I was there for that exact reason – to be a good dad. I have heard so often that example is the only teacher and the more I strive to raise my children to greatness, the more I realize the profound truth of that statement.

Example says, “If I can do it, so can you!” It urges on, calls to rise up and join those that are going before. It removes excuses and levels the playing field. It drives teachings, lessons, ideas, principles, deep into the realm of reality and extracts them from the vague, superficial and obscure. Example makes it all real.

But there is something more that it does – something that is even more powerful that all of that.

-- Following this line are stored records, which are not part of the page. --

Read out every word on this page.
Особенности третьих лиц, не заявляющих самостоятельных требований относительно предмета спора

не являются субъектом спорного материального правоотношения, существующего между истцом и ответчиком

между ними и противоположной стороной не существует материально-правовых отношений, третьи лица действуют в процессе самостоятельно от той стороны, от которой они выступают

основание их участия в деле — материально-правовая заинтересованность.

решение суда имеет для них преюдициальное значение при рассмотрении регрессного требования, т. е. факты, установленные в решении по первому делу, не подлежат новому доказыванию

This morning, during my personal scripture study, I discovered what that “more” is. Paul, talking to the Hebrews, stated this about our Savior:

“For in that he himself hath suffered being tempted, he is able to succour them that are tempted.”

And another ancient prophet has said:

“And he will take upon him death, that he may loose the bands of death which bind his people; and he will take upon him their infirmities, that his bowels may be filled with mercy, according to the flesh, that he may know according to the flesh how to succor his people according to their infirmities.”

Setting the example does not just allow me to lead out, forge the way, and level the playing field for my children, it gives me the same experiences that they are having – or will have.

This gives me, as a parent, enormous power to guide, influence, comfort, care for, understand, love, respect, appreciate, and nurture my children in a way that would not be possible if I had not actually experienced the thing for myself.

With that insight in mind, is it any wonder that Christ came to earth and took up flesh? Is it any wonder that God, that created heaven and earth and had all power, still needed to actually, physically experience this life like we would?

He did it because He loves us. He not only wanted to set the example, but He wanted to know and understand, so that He could comfort and guide us in all of our trials, afflictions, griefs, joys, and success. We can never say to the Savior, “Well, you just don’t understand what I am going through.” But we can turn to Him in all aspects of our life and in all circumstances, with the confidence that He has been there, He knows and He can help.

Peter stated this:

“For even hereunto were ye called: because Christ also suffered for us, leaving us an example, that ye should follow his steps”

From the Savior Himself, we hear:

“Follow me, and do the things which you have seen me do.”

As a parent, this is my new creed: To follow the example of the Savior by setting the example for my children in every way possible. Even if it means being strapped with 20 brackets and 2 wires.